The hot and the humpy 10

Two days ago, when I needed to have a good cry watching a movie, Maja the Bestie took me to watch FF7, or how we like to call it, The Hot and the Humpy, part 10. It's a kind of thing you go to watch if you really like close-up shots of pretty girl's butts in mini bikinis, and the sound of really expensive cars and footage of head on collisions with but collateral damage. Not so much if you like physics or real life logic. I actually was very fond of the first movie for the drama and the twist, though I appreciate the franchise for what it is by now - a ceremony of really hot guys in really hot cars, in constant motion, sometimes to an explosive amount. And you have to give credit to a movie with so many characters to still make most of them really interesting.
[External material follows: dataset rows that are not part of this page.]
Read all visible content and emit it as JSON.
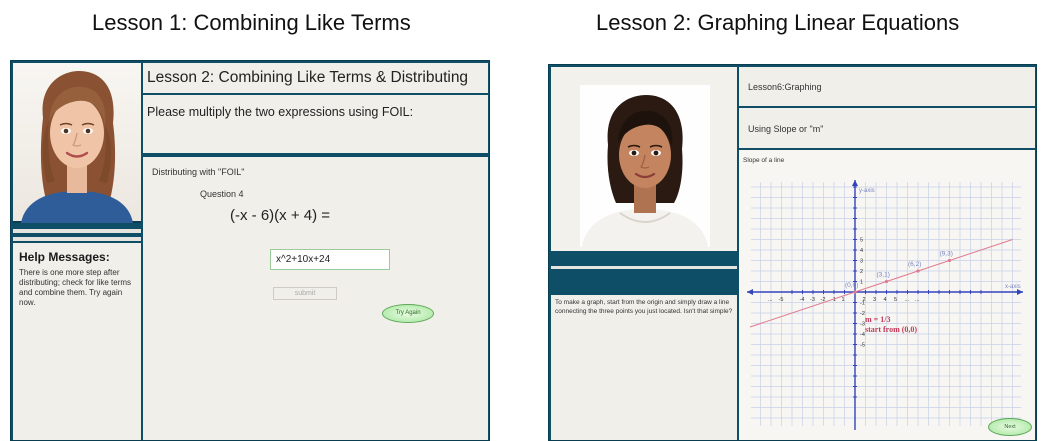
{
  "captions": {
    "left": "Lesson 1: Combining Like Terms",
    "right": "Lesson 2: Graphing Linear Equations"
  },
  "lesson1": {
    "title": "Lesson 2: Combining Like Terms & Distributing",
    "prompt": "Please multiply the two expressions using FOIL:",
    "section": "Distributing with \"FOIL\"",
    "question_label": "Question 4",
    "equation": "(-x - 6)(x + 4) =",
    "answer_value": "x^2+10x+24",
    "submit_label": "submit",
    "try_again_label": "Try Again",
    "help_title": "Help Messages:",
    "help_text": "There is one more step after distributing; check for like terms and combine them. Try again now.",
    "colors": {
      "frame": "#0e4e66",
      "panel": "#f1efea",
      "button_green": "#b8ecb0"
    },
    "avatar": "female-avatar-brown-hair"
  },
  "lesson2": {
    "title": "Lesson6:Graphing",
    "subtitle": "Using Slope or \"m\"",
    "graph_label": "Slope of a line",
    "instructions": "To make a graph, start from the origin and simply draw a line connecting the three points you just located. Isn't that simple?",
    "next_label": "Next",
    "avatar": "female-avatar-dark-hair",
    "graph": {
      "y_axis_label": "y-axis",
      "x_axis_label": "x-axis",
      "points": [
        {
          "label": "(0,0)",
          "x": 0,
          "y": 0
        },
        {
          "label": "(3,1)",
          "x": 3,
          "y": 1
        },
        {
          "label": "(6,2)",
          "x": 6,
          "y": 2
        },
        {
          "label": "(9,3)",
          "x": 9,
          "y": 3
        }
      ],
      "slope_text": "m = 1/3",
      "start_text": "start from (0,0)",
      "x_tick_labels": [
        "...",
        "-5",
        "-4",
        "-3",
        "-2",
        "-1",
        "1",
        "2",
        "3",
        "4",
        "5",
        "...",
        "..."
      ],
      "y_tick_labels": [
        "5",
        "4",
        "3",
        "2",
        "1",
        "-1",
        "-2",
        "-3",
        "-4",
        "-5"
      ],
      "colors": {
        "grid": "#c8d0ea",
        "axis": "#3344bb",
        "line": "#e07a8e",
        "labels": "#7a86c4",
        "annot": "#c0395a"
      }
    }
  }
}
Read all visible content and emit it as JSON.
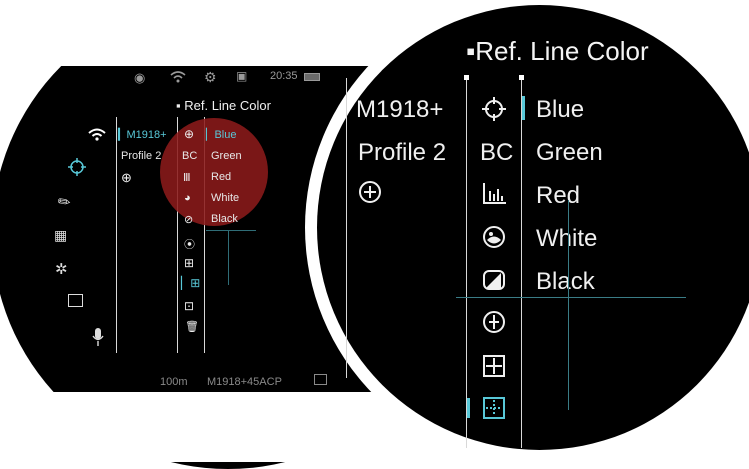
{
  "status_bar": {
    "time": "20:35"
  },
  "left_panel": {
    "menu_title": "Ref. Line Color",
    "profiles": [
      "M1918+",
      "Profile 2"
    ],
    "codes": [
      "BC"
    ],
    "colors": [
      "Blue",
      "Green",
      "Red",
      "White",
      "Black"
    ]
  },
  "bottom_bar": {
    "distance": "100m",
    "profile_name": "M1918+45ACP"
  },
  "zoom_panel": {
    "menu_title": "Ref. Line Color",
    "profiles": [
      "M1918+",
      "Profile 2"
    ],
    "codes": [
      "BC"
    ],
    "colors": [
      "Blue",
      "Green",
      "Red",
      "White",
      "Black"
    ]
  },
  "accent_color": "#58c8d8",
  "highlight_color": "#8b1a1a",
  "icons": [
    "eye-icon",
    "wifi-icon",
    "gear-icon",
    "display-icon",
    "battery-icon",
    "crosshair-icon",
    "ballistic-icon",
    "media-icon",
    "aperture-icon",
    "frame-icon",
    "mic-icon",
    "add-icon",
    "color-picker-icon",
    "contrast-icon",
    "ref-line-icon",
    "grid-icon",
    "delete-icon"
  ]
}
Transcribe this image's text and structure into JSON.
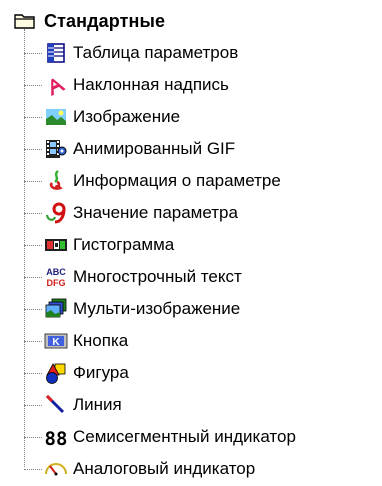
{
  "tree": {
    "root": {
      "label": "Стандартные",
      "icon": "folder-icon"
    },
    "items": [
      {
        "label": "Таблица параметров",
        "icon": "table-icon"
      },
      {
        "label": "Наклонная надпись",
        "icon": "slanted-text-icon"
      },
      {
        "label": "Изображение",
        "icon": "image-icon"
      },
      {
        "label": "Анимированный GIF",
        "icon": "film-icon"
      },
      {
        "label": "Информация о параметре",
        "icon": "parameter-info-icon"
      },
      {
        "label": "Значение параметра",
        "icon": "parameter-value-icon"
      },
      {
        "label": "Гистограмма",
        "icon": "histogram-icon"
      },
      {
        "label": "Многострочный текст",
        "icon": "multiline-text-icon",
        "icon_text_top": "ABC",
        "icon_text_bottom": "DFG"
      },
      {
        "label": "Мульти-изображение",
        "icon": "multi-image-icon"
      },
      {
        "label": "Кнопка",
        "icon": "button-icon",
        "icon_text": "K"
      },
      {
        "label": "Фигура",
        "icon": "shape-icon"
      },
      {
        "label": "Линия",
        "icon": "line-icon"
      },
      {
        "label": "Семисегментный индикатор",
        "icon": "seven-segment-icon",
        "icon_text": "88"
      },
      {
        "label": "Аналоговый индикатор",
        "icon": "analog-gauge-icon"
      }
    ]
  }
}
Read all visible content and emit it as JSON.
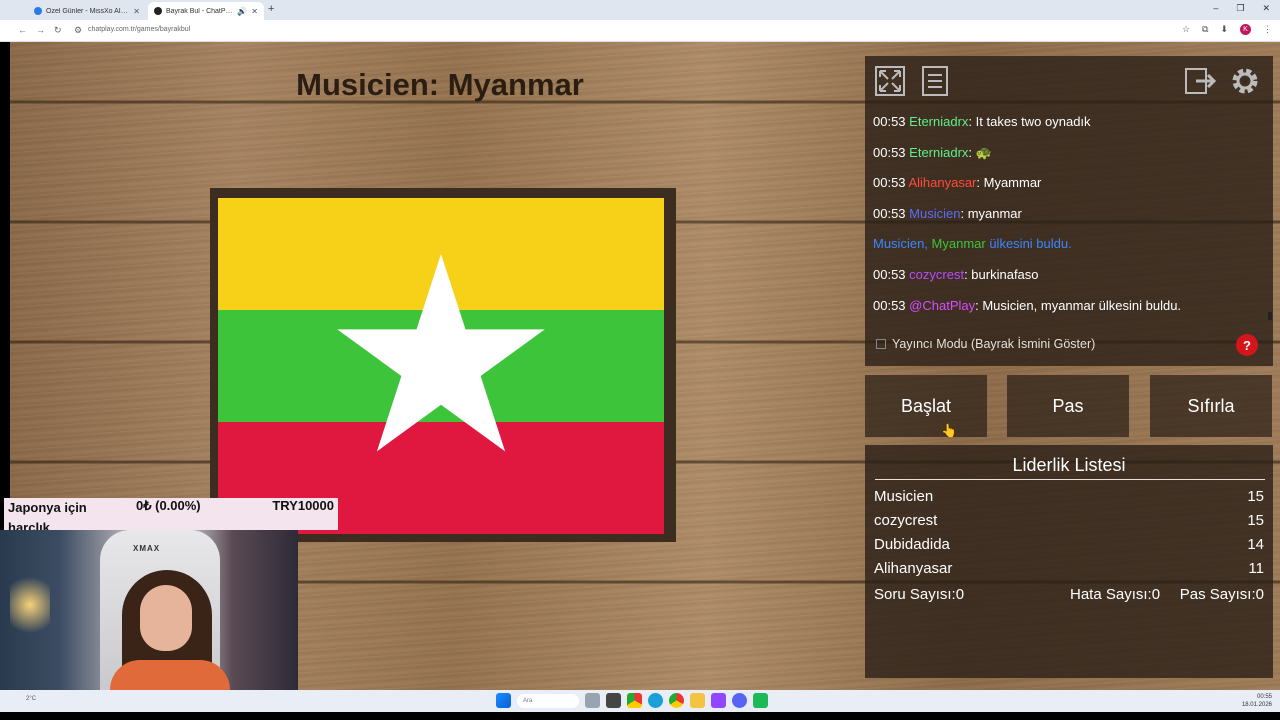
{
  "browser": {
    "tabs": [
      {
        "title": "Özel Günler - MissXo AI Bot Sy",
        "icon_color": "#2a7be4"
      },
      {
        "title": "Bayrak Bul - ChatPlay",
        "icon_color": "#222222"
      }
    ],
    "url": "chatplay.com.tr/games/bayrakbul",
    "profile_initial": "K"
  },
  "game": {
    "title": "Musicien: Myanmar",
    "flag": {
      "country": "Myanmar",
      "colors": [
        "#f7d117",
        "#3ec43b",
        "#e0173f"
      ],
      "star_color": "#ffffff"
    }
  },
  "donation": {
    "label": "Japonya için harçlık",
    "amount": "0₺ (0.00%)",
    "goal": "TRY10000"
  },
  "webcam": {
    "chair_brand": "XMAX"
  },
  "chat": {
    "messages": [
      {
        "time": "00:53",
        "user": "Eterniadrx",
        "user_color": "#5cf08a",
        "text": ": It takes two oynadık"
      },
      {
        "time": "00:53",
        "user": "Eterniadrx",
        "user_color": "#5cf08a",
        "text": ": 🐢"
      },
      {
        "time": "00:53",
        "user": "Alihanyasar",
        "user_color": "#ff4a3a",
        "text": ": Myammar"
      },
      {
        "time": "00:53",
        "user": "Musicien",
        "user_color": "#5b6bff",
        "text": ": myanmar"
      },
      {
        "time": "",
        "user": "Musicien, ",
        "user_color": "#3d86ff",
        "extra": "Myanmar",
        "extra_color": "#3ec43b",
        "text": " ülkesini buldu.",
        "text_color": "#3d86ff"
      },
      {
        "time": "00:53",
        "user": "cozycrest",
        "user_color": "#b84cff",
        "text": ": burkinafaso"
      },
      {
        "time": "00:53",
        "user": "@ChatPlay",
        "user_color": "#d64cff",
        "text": ": Musicien, myanmar ülkesini buldu."
      }
    ]
  },
  "controls": {
    "streamer_mode_label": "Yayıncı Modu (Bayrak İsmini Göster)",
    "help_label": "?",
    "start_label": "Başlat",
    "pass_label": "Pas",
    "reset_label": "Sıfırla"
  },
  "leaderboard": {
    "title": "Liderlik Listesi",
    "rows": [
      {
        "name": "Musicien",
        "score": "15"
      },
      {
        "name": "cozycrest",
        "score": "15"
      },
      {
        "name": "Dubidadida",
        "score": "14"
      },
      {
        "name": "Alihanyasar",
        "score": "11"
      }
    ],
    "question_count": "Soru Sayısı:0",
    "error_count": "Hata Sayısı:0",
    "pass_count": "Pas Sayısı:0"
  },
  "taskbar": {
    "search_placeholder": "Ara",
    "time": "00:55",
    "date": "18.01.2026",
    "weather": "2°C"
  }
}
In this version, a humpy bad guy, big bad brother of the humpy evil gay guy from the previous installment, blows shit up everywhere by the buildings and is set on murdering Dom's crew. I have no idea why people don't just shoot him, but okay, if I start going into plot holes, I will never make it to my class. Basically, some high tech shady org wants Dom to find some pretty girl who has some super  high tech something and they blow shit up along the way.

Just sit back, munch on the bucket of popcorn and
Ignore: the fact all of these people have Wolverine bodies with iron skeletons and really, really hard teeth. seriously, nobody loses a tooth and these people get thrown out of very tall building or hit in the face with 30 pound wrenches by some really large men.
Ignore the things cars can do.
Ignore the jo-jo Letty drama.
Ignore the really weird Kurt Russel appearance.

Really pretty naked ladies EVERYWHERE.
Really hot guys. usually sweaty and scowling or talking in low, threatening voices. Also some Paul Walker.
Really impressive cars. Appearance AND sound-wise.
Very cool guns. There is even a drone-anti-aircraft machine gun, which technically should require a power-source to work, but then the Rock picks it up and it's okay. He shoots like a zillion bullets from not a very long bullet-ribbon, which is also okay. He looks almost Arnie-impressive. 
Abu Dhabi, what's left of it.
Teeny Tiny Lucas Black appearance.
The sad, sad irony of Paul Walker's death halfway though the making of this movie. I swear, when they're at the beach, in the end, and then the 'in memoriam' footage of Walker from the past movies, I wept like a tiny soap bubble. When that white car separates from Dom's in the very last scene, tears in a popcorn bucket, I swear. I really needed that. To cry about some poor stranger over a really no-brainer movie. If I went to see a heavy drama, the would probably have to carry me out of the theater straight into a mental hospital or a candy store. Whichever was closest.